Gehe, sage meiner hohen Mutter,
Nicht wagt' ich den Mohren aufzusuchen,
Der ein starker Held ist auf dem Kampfplatz.
Von den Schultern haut er mir das Haupt ab,
Und viel lieber ist mem blonder Kopf pur,
Als das Gold des ganzen Sultanshofes!“ —
Und es kehret der Tatar zurücke,
Bringt der Sultanin dieß Wort als Botschaft.

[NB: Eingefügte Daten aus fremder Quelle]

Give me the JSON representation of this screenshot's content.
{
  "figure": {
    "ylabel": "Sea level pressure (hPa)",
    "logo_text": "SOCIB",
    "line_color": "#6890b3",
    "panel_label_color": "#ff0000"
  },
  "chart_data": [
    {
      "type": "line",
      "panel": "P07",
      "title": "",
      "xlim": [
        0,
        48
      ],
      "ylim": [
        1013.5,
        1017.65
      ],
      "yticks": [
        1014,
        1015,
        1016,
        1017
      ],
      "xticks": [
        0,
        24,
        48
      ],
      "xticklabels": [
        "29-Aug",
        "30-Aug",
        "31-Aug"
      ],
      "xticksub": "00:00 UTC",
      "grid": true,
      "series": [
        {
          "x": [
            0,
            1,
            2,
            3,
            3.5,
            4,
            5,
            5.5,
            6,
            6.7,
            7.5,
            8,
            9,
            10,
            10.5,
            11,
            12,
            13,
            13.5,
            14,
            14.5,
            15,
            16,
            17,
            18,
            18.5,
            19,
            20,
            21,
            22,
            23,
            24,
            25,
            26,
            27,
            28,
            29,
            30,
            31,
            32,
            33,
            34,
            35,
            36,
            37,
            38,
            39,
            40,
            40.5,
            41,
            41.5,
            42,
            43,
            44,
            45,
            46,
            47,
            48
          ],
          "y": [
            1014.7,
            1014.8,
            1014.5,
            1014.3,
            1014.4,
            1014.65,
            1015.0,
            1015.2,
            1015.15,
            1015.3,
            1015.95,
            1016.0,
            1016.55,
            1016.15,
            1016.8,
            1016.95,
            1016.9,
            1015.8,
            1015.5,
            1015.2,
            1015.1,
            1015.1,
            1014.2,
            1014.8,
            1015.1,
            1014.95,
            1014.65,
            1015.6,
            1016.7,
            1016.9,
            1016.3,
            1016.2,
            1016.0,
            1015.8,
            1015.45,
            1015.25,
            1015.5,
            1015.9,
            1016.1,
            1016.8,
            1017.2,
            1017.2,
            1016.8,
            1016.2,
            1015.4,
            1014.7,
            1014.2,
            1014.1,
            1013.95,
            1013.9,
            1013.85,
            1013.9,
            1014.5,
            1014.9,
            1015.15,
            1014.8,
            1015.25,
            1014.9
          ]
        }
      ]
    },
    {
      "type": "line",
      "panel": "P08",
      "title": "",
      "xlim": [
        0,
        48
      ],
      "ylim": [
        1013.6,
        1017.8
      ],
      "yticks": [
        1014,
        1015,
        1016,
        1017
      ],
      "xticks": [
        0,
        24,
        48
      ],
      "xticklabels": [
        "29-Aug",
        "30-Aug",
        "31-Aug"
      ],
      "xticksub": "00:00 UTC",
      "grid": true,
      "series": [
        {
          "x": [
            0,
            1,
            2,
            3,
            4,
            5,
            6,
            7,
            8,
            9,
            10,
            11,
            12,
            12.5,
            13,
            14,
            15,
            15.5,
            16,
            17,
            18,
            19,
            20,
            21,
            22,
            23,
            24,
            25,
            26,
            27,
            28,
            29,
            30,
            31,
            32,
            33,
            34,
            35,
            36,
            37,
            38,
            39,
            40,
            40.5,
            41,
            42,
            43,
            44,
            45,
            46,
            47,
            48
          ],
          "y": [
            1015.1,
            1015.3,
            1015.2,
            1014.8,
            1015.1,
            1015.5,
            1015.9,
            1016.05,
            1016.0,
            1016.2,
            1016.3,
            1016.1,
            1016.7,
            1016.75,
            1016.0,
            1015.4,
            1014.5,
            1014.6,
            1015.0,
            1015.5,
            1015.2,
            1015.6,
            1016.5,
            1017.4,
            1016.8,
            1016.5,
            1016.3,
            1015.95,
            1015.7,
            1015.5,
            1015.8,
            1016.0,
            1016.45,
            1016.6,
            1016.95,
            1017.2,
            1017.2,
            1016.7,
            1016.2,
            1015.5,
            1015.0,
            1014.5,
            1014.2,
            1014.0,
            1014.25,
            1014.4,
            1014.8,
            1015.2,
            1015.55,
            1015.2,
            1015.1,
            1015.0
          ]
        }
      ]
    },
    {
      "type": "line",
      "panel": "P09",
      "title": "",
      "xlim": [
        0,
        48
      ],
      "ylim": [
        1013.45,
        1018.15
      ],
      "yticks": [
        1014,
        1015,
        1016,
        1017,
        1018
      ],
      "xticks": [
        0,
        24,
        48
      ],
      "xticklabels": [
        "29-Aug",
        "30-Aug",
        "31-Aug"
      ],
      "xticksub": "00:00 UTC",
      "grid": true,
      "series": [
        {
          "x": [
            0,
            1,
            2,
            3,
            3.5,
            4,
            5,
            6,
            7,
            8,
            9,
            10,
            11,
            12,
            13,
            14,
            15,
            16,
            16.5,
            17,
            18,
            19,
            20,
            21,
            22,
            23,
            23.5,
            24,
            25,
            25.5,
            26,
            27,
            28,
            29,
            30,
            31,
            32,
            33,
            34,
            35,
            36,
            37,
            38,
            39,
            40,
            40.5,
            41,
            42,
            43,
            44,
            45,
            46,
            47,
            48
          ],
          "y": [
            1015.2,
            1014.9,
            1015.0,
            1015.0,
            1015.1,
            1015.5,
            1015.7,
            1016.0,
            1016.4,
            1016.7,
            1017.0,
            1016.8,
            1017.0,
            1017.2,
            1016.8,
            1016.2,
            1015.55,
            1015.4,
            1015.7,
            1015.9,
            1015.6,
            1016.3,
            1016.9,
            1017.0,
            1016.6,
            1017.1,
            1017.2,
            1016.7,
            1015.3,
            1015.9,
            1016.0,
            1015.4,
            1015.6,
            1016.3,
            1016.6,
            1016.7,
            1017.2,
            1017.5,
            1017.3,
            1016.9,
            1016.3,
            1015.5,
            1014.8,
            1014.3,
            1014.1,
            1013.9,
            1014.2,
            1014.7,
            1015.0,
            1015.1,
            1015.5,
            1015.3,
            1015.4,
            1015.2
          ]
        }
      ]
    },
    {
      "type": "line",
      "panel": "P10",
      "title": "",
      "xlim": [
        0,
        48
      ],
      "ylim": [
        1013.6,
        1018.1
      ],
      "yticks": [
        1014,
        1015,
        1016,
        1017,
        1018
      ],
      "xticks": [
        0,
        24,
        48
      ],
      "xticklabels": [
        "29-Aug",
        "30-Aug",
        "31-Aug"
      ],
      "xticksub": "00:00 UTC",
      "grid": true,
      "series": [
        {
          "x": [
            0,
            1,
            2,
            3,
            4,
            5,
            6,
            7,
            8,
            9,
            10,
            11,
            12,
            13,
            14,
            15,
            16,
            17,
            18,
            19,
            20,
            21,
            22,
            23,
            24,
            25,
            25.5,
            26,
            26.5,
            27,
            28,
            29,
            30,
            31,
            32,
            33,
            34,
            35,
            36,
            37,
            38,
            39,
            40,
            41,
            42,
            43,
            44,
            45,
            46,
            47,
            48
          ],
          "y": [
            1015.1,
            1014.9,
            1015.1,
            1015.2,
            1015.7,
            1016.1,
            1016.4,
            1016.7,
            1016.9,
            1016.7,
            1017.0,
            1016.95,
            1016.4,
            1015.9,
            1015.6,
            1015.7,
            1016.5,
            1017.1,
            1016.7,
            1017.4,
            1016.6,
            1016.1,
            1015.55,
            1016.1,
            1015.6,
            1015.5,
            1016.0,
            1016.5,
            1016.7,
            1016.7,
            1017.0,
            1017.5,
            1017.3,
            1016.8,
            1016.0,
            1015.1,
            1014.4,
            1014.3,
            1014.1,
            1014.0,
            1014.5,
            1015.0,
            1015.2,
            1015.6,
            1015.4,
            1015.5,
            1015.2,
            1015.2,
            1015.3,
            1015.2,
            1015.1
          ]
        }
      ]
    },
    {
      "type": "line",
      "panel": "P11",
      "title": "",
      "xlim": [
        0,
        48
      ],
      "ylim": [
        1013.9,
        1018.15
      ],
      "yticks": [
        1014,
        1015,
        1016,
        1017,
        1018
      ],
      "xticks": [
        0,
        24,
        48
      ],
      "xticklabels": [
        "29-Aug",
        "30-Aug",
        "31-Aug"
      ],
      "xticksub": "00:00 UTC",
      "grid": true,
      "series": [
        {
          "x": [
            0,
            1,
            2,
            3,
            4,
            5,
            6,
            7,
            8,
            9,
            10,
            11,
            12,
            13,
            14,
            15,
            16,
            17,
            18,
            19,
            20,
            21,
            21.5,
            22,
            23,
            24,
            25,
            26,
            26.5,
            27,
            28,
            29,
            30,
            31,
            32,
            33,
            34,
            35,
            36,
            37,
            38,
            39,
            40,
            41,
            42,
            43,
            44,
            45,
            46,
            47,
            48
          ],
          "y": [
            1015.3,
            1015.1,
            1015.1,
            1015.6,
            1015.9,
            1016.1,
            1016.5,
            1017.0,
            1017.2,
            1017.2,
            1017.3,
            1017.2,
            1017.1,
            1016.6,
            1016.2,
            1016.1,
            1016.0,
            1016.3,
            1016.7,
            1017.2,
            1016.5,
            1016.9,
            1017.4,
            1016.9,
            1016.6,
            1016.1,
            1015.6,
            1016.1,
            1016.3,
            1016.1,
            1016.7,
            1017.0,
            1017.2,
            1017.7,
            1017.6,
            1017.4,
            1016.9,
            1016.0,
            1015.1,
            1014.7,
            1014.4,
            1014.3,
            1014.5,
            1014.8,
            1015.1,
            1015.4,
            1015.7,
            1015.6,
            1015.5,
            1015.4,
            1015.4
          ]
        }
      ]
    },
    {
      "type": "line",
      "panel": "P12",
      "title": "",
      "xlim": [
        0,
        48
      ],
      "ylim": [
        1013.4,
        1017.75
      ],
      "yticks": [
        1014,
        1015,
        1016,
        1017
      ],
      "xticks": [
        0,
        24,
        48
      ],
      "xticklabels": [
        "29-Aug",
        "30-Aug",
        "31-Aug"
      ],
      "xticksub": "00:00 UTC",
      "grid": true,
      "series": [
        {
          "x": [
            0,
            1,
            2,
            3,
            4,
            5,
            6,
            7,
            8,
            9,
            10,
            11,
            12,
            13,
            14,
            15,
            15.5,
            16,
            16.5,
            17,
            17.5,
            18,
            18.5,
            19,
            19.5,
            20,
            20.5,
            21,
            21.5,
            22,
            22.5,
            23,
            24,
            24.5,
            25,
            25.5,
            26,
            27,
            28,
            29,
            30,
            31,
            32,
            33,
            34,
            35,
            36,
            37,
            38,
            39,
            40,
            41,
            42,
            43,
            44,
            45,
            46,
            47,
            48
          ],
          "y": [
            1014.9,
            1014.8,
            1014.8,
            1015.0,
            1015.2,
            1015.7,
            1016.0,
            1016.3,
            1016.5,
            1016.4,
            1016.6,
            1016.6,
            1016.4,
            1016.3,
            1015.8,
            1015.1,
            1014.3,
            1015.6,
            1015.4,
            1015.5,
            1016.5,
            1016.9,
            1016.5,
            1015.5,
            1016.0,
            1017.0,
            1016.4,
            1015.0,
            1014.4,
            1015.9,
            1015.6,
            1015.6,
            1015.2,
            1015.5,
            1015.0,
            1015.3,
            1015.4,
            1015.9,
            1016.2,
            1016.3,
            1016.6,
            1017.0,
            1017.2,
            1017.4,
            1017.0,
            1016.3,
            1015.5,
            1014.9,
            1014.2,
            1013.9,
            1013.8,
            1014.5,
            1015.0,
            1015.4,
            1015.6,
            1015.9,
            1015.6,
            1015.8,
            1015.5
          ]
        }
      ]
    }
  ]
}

Als die Sultanstochter es vernommen,
Springt die Jungfrau auf die leichten Füße,
Feder und Papier nimmt sie zu Handen,
In's Gesicht sticht sie sich mit der Feder,
Und das Blut aus ihrer Wange träufelnd,
Schreibt damit sie so dem Helden Marko:
„Du in Gott mein Bruder, edler Marko!
Bruder grüß ich Dich beim höchsten Gotte,
Pathe auch bei dem wahrhaft'gen Gotte,
Und beim Haupte Eures St. Johannes!
Ueberlaß mich nicht dem schwarzen Mohren!
Sieh', ich geb' Dir sieben Lasten Goldes!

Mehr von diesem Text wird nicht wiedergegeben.